Fettuccini in a Tomato Garlic Sauce, Fine Herbs and Parmesan
Main Courses
Date: August 9, 2016
  • 250 grams flour (about 2 cups)
  • 3 eggs, lightly beaten
  • 1 tablespoon water, if needed
  • 1 teaspoon olive oil
Preparation Steps:
  1. Place flour on a clean surface. Make a hole in the center and add the eggs, and oil. Begin incorporating the flour using a fork to pull it into the center. It’s ok if there are lumps.
  2. Add water if still crumbly or if it doesn’t all “stick” together. You want the dough to form a ball.
  3. Once the mixture is combined, begin kneading. This may take 10-15 minutes. Continue kneading until dough is smooth.
  4. Wrap in plastic wrap and set aside at room temperature for at least 25 minutes but no more than an hour. Place in fridge if the dough is going to be rolled out the next day.
  5. You can also place all ingredients into a stand mixer and mix with a dough hook until it forms a smooth ball. Finish kneading on a clean surface before wrapping in plastic wrap.
  6. Bring to room temperature before rolling out the dough.
  7. Follow the instructions on the pasta machine. Make sure to start at the lowest number (widest the machine will go) and work your way up, not skipping any numbers.

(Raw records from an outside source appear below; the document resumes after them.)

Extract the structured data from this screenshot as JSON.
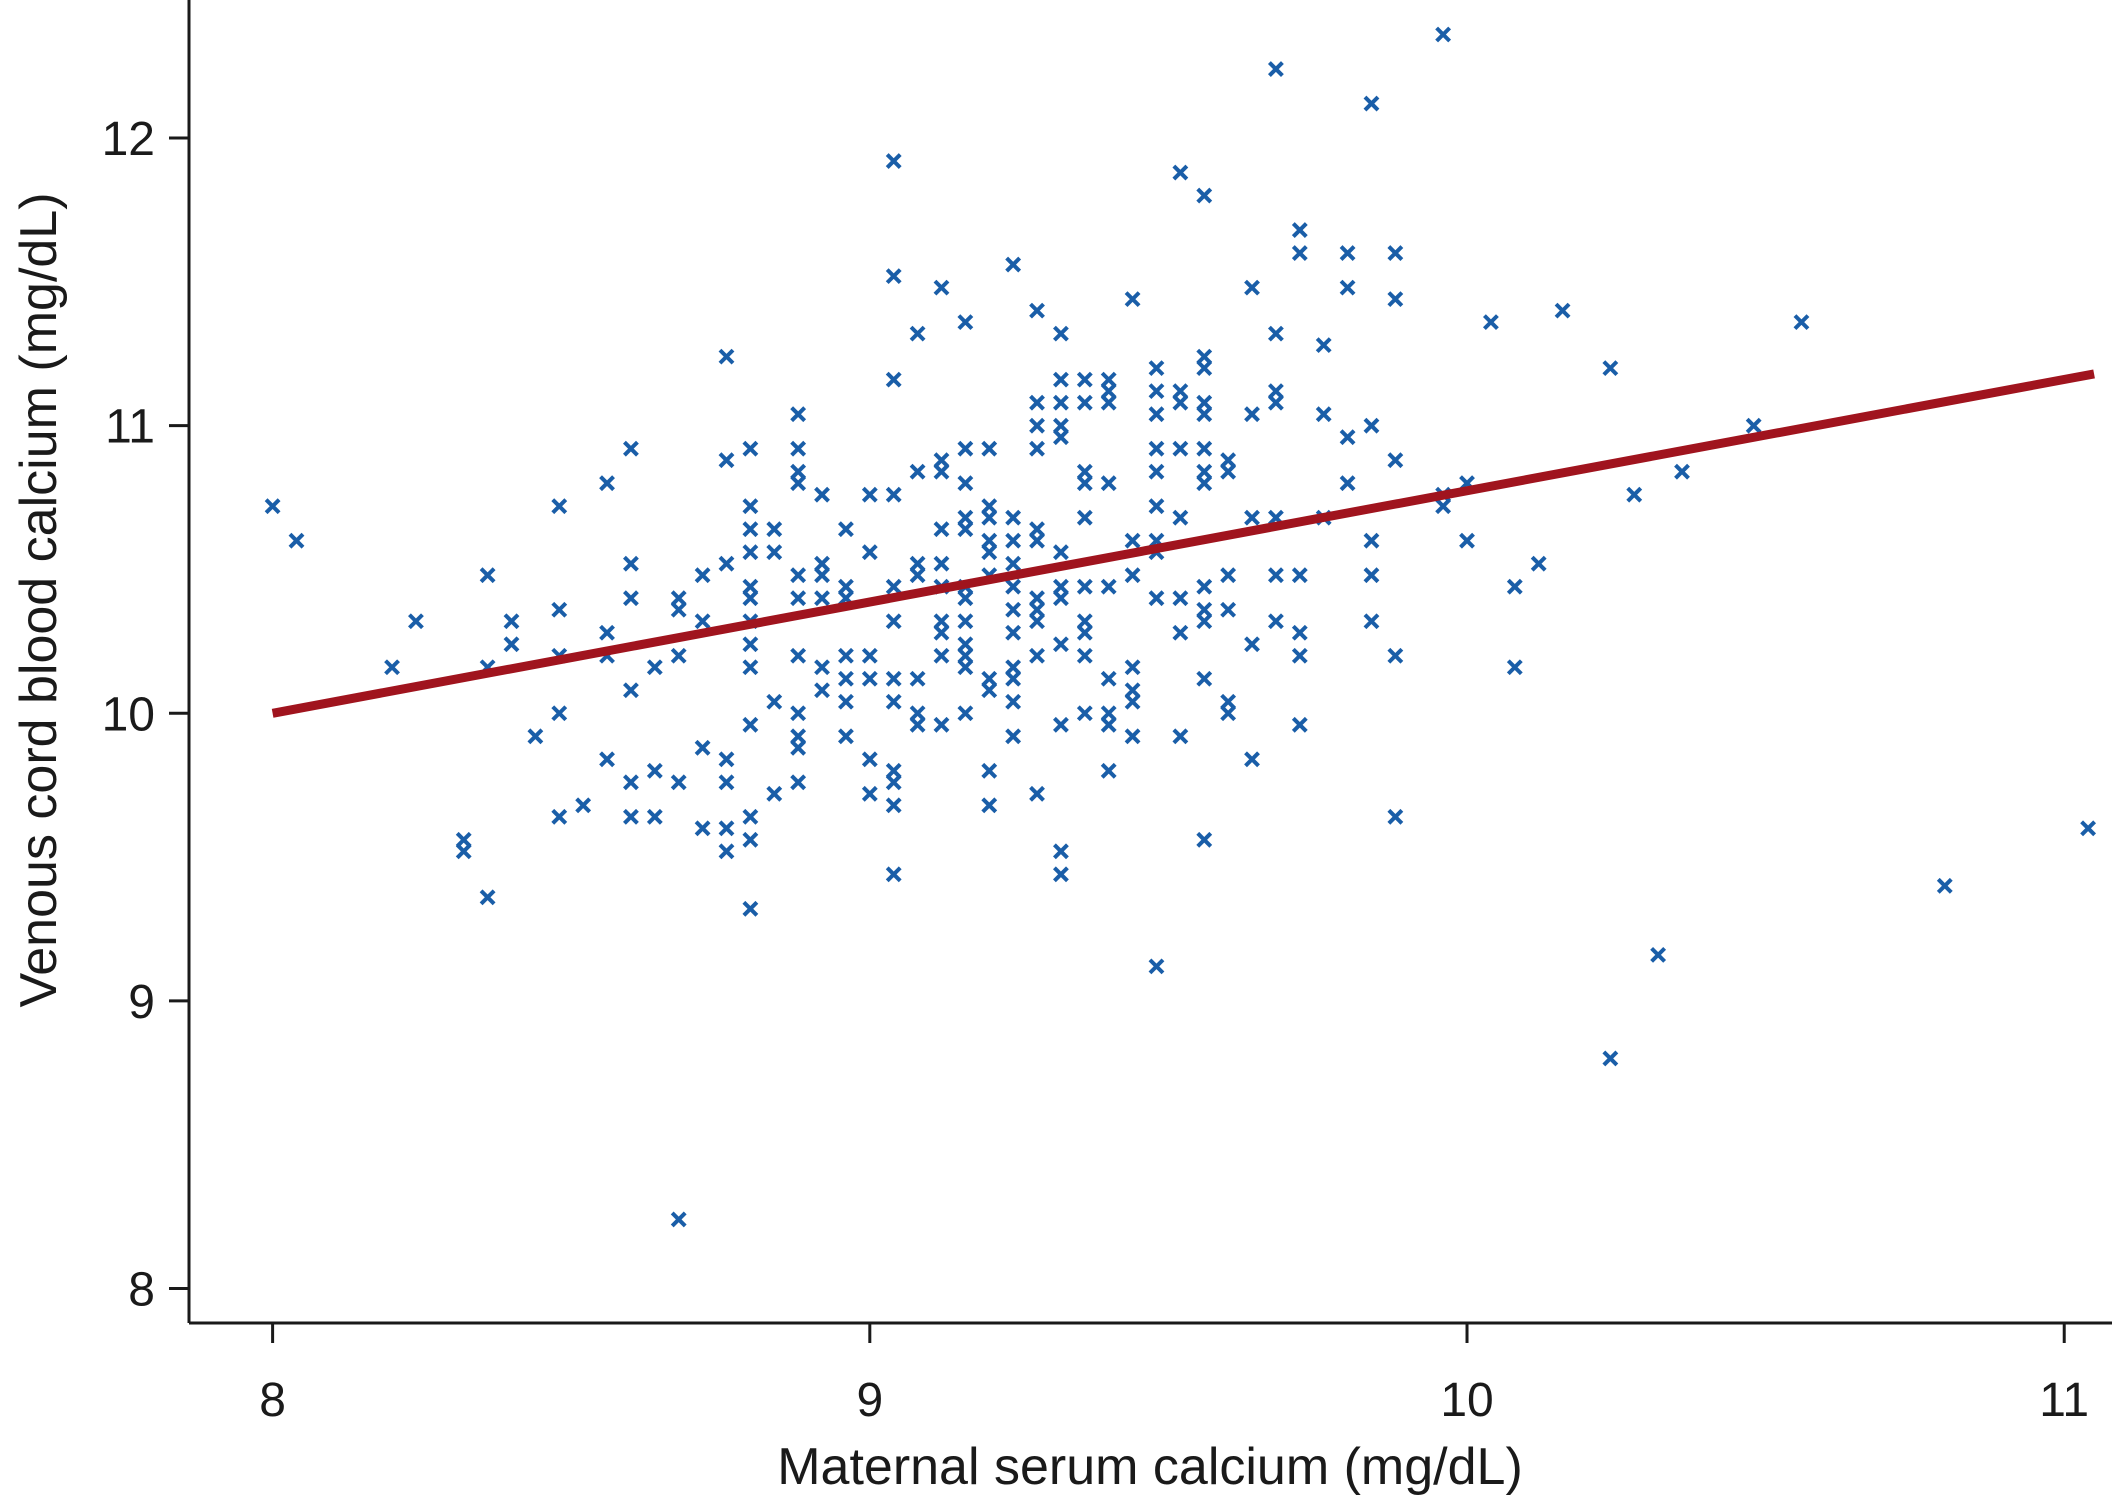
{
  "chart_data": {
    "type": "scatter",
    "x_label": "Maternal serum calcium (mg/dL)",
    "y_label": "Venous cord blood calcium (mg/dL)",
    "xlim": [
      7.86,
      11.08
    ],
    "ylim": [
      7.88,
      12.48
    ],
    "xticks": [
      8,
      9,
      10,
      11
    ],
    "yticks": [
      8,
      9,
      10,
      11,
      12
    ],
    "series": [
      {
        "color": "#1a5ea8",
        "x": [
          8.0,
          8.04,
          8.2,
          8.24,
          8.32,
          8.32,
          8.36,
          8.36,
          8.36,
          8.4,
          8.4,
          8.44,
          8.48,
          8.48,
          8.48,
          8.48,
          8.48,
          8.52,
          8.56,
          8.56,
          8.56,
          8.56,
          8.6,
          8.6,
          8.6,
          8.6,
          8.6,
          8.6,
          8.64,
          8.64,
          8.64,
          8.68,
          8.68,
          8.68,
          8.68,
          8.68,
          8.72,
          8.72,
          8.72,
          8.72,
          8.76,
          8.76,
          8.76,
          8.76,
          8.76,
          8.76,
          8.76,
          8.8,
          8.8,
          8.8,
          8.8,
          8.8,
          8.8,
          8.8,
          8.8,
          8.8,
          8.8,
          8.8,
          8.8,
          8.8,
          8.84,
          8.84,
          8.84,
          8.84,
          8.88,
          8.88,
          8.88,
          8.88,
          8.88,
          8.88,
          8.88,
          8.88,
          8.88,
          8.88,
          8.88,
          8.92,
          8.92,
          8.92,
          8.92,
          8.92,
          8.92,
          8.96,
          8.96,
          8.96,
          8.96,
          8.96,
          8.96,
          8.96,
          9.0,
          9.0,
          9.0,
          9.0,
          9.0,
          9.0,
          9.04,
          9.04,
          9.04,
          9.04,
          9.04,
          9.04,
          9.04,
          9.04,
          9.04,
          9.04,
          9.04,
          9.04,
          9.08,
          9.08,
          9.08,
          9.08,
          9.08,
          9.08,
          9.08,
          9.12,
          9.12,
          9.12,
          9.12,
          9.12,
          9.12,
          9.12,
          9.12,
          9.12,
          9.12,
          9.16,
          9.16,
          9.16,
          9.16,
          9.16,
          9.16,
          9.16,
          9.16,
          9.16,
          9.16,
          9.16,
          9.16,
          9.2,
          9.2,
          9.2,
          9.2,
          9.2,
          9.2,
          9.2,
          9.2,
          9.2,
          9.2,
          9.24,
          9.24,
          9.24,
          9.24,
          9.24,
          9.24,
          9.24,
          9.24,
          9.24,
          9.24,
          9.24,
          9.28,
          9.28,
          9.28,
          9.28,
          9.28,
          9.28,
          9.28,
          9.28,
          9.28,
          9.28,
          9.28,
          9.32,
          9.32,
          9.32,
          9.32,
          9.32,
          9.32,
          9.32,
          9.32,
          9.32,
          9.32,
          9.32,
          9.32,
          9.36,
          9.36,
          9.36,
          9.36,
          9.36,
          9.36,
          9.36,
          9.36,
          9.36,
          9.36,
          9.4,
          9.4,
          9.4,
          9.4,
          9.4,
          9.4,
          9.4,
          9.4,
          9.4,
          9.44,
          9.44,
          9.44,
          9.44,
          9.44,
          9.44,
          9.44,
          9.48,
          9.48,
          9.48,
          9.48,
          9.48,
          9.48,
          9.48,
          9.48,
          9.48,
          9.48,
          9.52,
          9.52,
          9.52,
          9.52,
          9.52,
          9.52,
          9.52,
          9.52,
          9.56,
          9.56,
          9.56,
          9.56,
          9.56,
          9.56,
          9.56,
          9.56,
          9.56,
          9.56,
          9.56,
          9.56,
          9.56,
          9.6,
          9.6,
          9.6,
          9.6,
          9.6,
          9.6,
          9.64,
          9.64,
          9.64,
          9.64,
          9.64,
          9.68,
          9.68,
          9.68,
          9.68,
          9.68,
          9.68,
          9.68,
          9.72,
          9.72,
          9.72,
          9.72,
          9.72,
          9.72,
          9.76,
          9.76,
          9.76,
          9.8,
          9.8,
          9.8,
          9.8,
          9.84,
          9.84,
          9.84,
          9.84,
          9.84,
          9.88,
          9.88,
          9.88,
          9.88,
          9.88,
          9.96,
          9.96,
          9.96,
          10.0,
          10.0,
          10.04,
          10.08,
          10.08,
          10.12,
          10.16,
          10.24,
          10.24,
          10.28,
          10.32,
          10.36,
          10.48,
          10.56,
          10.8,
          11.04
        ],
        "values": [
          10.72,
          10.6,
          10.16,
          10.32,
          9.56,
          9.52,
          9.36,
          10.48,
          10.16,
          10.32,
          10.24,
          9.92,
          10.72,
          10.36,
          10.2,
          10.0,
          9.64,
          9.68,
          10.8,
          10.28,
          10.2,
          9.84,
          10.92,
          10.52,
          10.4,
          10.08,
          9.76,
          9.64,
          10.16,
          9.8,
          9.64,
          10.4,
          10.36,
          10.2,
          9.76,
          8.24,
          10.48,
          10.32,
          9.88,
          9.6,
          11.24,
          10.88,
          10.52,
          9.84,
          9.76,
          9.6,
          9.52,
          10.92,
          10.72,
          10.64,
          10.56,
          10.44,
          10.4,
          10.32,
          10.24,
          10.16,
          9.96,
          9.64,
          9.56,
          9.32,
          10.64,
          10.56,
          10.04,
          9.72,
          11.04,
          10.92,
          10.84,
          10.8,
          10.48,
          10.4,
          10.2,
          10.0,
          9.92,
          9.88,
          9.76,
          10.76,
          10.52,
          10.48,
          10.4,
          10.16,
          10.08,
          10.64,
          10.44,
          10.4,
          10.2,
          10.12,
          10.04,
          9.92,
          10.76,
          10.56,
          10.2,
          10.12,
          9.84,
          9.72,
          11.92,
          11.52,
          11.16,
          10.76,
          10.44,
          10.32,
          10.12,
          10.04,
          9.8,
          9.76,
          9.68,
          9.44,
          11.32,
          10.84,
          10.52,
          10.48,
          10.12,
          10.0,
          9.96,
          11.48,
          10.88,
          10.84,
          10.64,
          10.52,
          10.44,
          10.32,
          10.28,
          10.2,
          9.96,
          11.36,
          10.92,
          10.8,
          10.68,
          10.64,
          10.44,
          10.4,
          10.32,
          10.24,
          10.2,
          10.16,
          10.0,
          10.92,
          10.72,
          10.68,
          10.6,
          10.56,
          10.48,
          10.12,
          10.08,
          9.8,
          9.68,
          11.56,
          10.68,
          10.6,
          10.52,
          10.44,
          10.36,
          10.28,
          10.16,
          10.12,
          10.04,
          9.92,
          11.4,
          11.08,
          11.0,
          10.92,
          10.64,
          10.6,
          10.4,
          10.36,
          10.32,
          10.2,
          9.72,
          11.32,
          11.16,
          11.08,
          11.0,
          10.96,
          10.56,
          10.44,
          10.4,
          10.24,
          9.96,
          9.52,
          9.44,
          11.16,
          11.08,
          10.84,
          10.8,
          10.68,
          10.44,
          10.32,
          10.28,
          10.2,
          10.0,
          11.16,
          11.12,
          11.08,
          10.8,
          10.44,
          10.12,
          10.0,
          9.96,
          9.8,
          11.44,
          10.6,
          10.48,
          10.16,
          10.08,
          10.04,
          9.92,
          11.2,
          11.12,
          11.04,
          10.92,
          10.84,
          10.72,
          10.6,
          10.56,
          10.4,
          9.12,
          11.88,
          11.12,
          11.08,
          10.92,
          10.68,
          10.4,
          10.28,
          9.92,
          11.8,
          11.24,
          11.2,
          11.08,
          11.04,
          10.92,
          10.84,
          10.8,
          10.44,
          10.36,
          10.32,
          10.12,
          9.56,
          10.88,
          10.84,
          10.48,
          10.36,
          10.04,
          10.0,
          11.48,
          11.04,
          10.68,
          10.24,
          9.84,
          12.24,
          11.32,
          11.12,
          11.08,
          10.68,
          10.48,
          10.32,
          11.68,
          11.6,
          10.48,
          10.28,
          10.2,
          9.96,
          11.28,
          11.04,
          10.68,
          11.6,
          11.48,
          10.96,
          10.8,
          12.12,
          11.0,
          10.6,
          10.48,
          10.32,
          11.6,
          11.44,
          10.88,
          10.2,
          9.64,
          12.36,
          10.76,
          10.72,
          10.8,
          10.6,
          11.36,
          10.44,
          10.16,
          10.52,
          11.4,
          11.2,
          8.8,
          10.76,
          9.16,
          10.84,
          11.0,
          11.36,
          9.4,
          9.6
        ]
      }
    ],
    "trend": {
      "x": [
        8,
        11.05
      ],
      "values": [
        10.0,
        11.18
      ],
      "color": "#a0141e"
    }
  }
}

  8. Then feed the pasta through the fettuccini attachment (usually the thicker one). Dust with flour and make a nest on a floured surface until ready to boil.

Ingredients (Sauce):

  • 2.5 pounds tomatoes, if not in season use whole canned tomatoes)
  • 5 cloves garlic, peeled and minced
  • 2-3 tablespoons olive oil
  • 2 tablespoons tomato paste
  • salt and pepper
  • ¾ -1 cup grated Parmesan cheese
  • extra pasta water, if needed
  • 2 tablespoons chopped parsley
  • 2 tablespoons chopped chives


  1. Make a small X with your knife on the bottom of each tomato. (Just breaking the skin.)

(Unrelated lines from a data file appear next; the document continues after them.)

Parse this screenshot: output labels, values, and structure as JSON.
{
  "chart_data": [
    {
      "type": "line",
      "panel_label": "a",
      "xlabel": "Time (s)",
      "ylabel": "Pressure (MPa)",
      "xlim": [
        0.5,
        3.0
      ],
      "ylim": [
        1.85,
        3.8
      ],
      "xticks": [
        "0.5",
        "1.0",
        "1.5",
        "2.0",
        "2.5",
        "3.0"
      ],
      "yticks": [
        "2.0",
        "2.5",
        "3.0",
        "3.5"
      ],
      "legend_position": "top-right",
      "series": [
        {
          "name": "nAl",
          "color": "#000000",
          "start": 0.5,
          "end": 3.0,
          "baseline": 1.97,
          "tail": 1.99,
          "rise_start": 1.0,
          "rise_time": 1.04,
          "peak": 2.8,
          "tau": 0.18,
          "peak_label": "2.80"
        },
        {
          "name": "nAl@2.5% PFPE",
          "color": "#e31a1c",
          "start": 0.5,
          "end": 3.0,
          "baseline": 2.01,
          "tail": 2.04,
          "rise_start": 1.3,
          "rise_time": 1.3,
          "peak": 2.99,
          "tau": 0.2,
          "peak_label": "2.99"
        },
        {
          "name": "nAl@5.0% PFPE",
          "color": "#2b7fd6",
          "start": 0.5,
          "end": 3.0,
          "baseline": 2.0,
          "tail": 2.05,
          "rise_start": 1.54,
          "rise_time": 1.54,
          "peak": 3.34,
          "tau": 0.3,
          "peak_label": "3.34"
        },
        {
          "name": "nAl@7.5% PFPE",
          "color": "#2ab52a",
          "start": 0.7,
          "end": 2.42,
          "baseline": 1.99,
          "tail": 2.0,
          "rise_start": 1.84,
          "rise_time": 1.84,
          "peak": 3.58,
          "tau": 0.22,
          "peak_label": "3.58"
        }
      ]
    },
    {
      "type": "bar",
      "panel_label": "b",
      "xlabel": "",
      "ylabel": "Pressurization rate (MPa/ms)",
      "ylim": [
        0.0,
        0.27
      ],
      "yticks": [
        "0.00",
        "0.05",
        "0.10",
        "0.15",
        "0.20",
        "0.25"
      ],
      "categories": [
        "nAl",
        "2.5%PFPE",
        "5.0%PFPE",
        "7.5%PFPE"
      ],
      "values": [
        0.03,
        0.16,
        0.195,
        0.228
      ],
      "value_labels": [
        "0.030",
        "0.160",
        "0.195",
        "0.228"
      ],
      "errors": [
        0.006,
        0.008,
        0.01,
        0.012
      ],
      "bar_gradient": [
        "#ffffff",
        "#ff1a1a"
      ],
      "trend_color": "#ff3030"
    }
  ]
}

  2. Add to a pot of boiling water for about 20 seconds. You will start to see the skin peel away where you made the X.
  3. Immediately submerge in an ice water bath until cooled.
  4. With a pairing knife, peel the tomato. Then chop into small pieces (you may also use a food processor for this).
  5. Sauté garlic in a Dutch oven and then add tomato paste.
  6. Add in the tomatoes and season with salt and pepper. Simmer for 20 minutes or so.
  7. Once pasta is cooked add to the tomato sauce and combine with herbs and half the Parmesan before plating. Top with remaining cheese.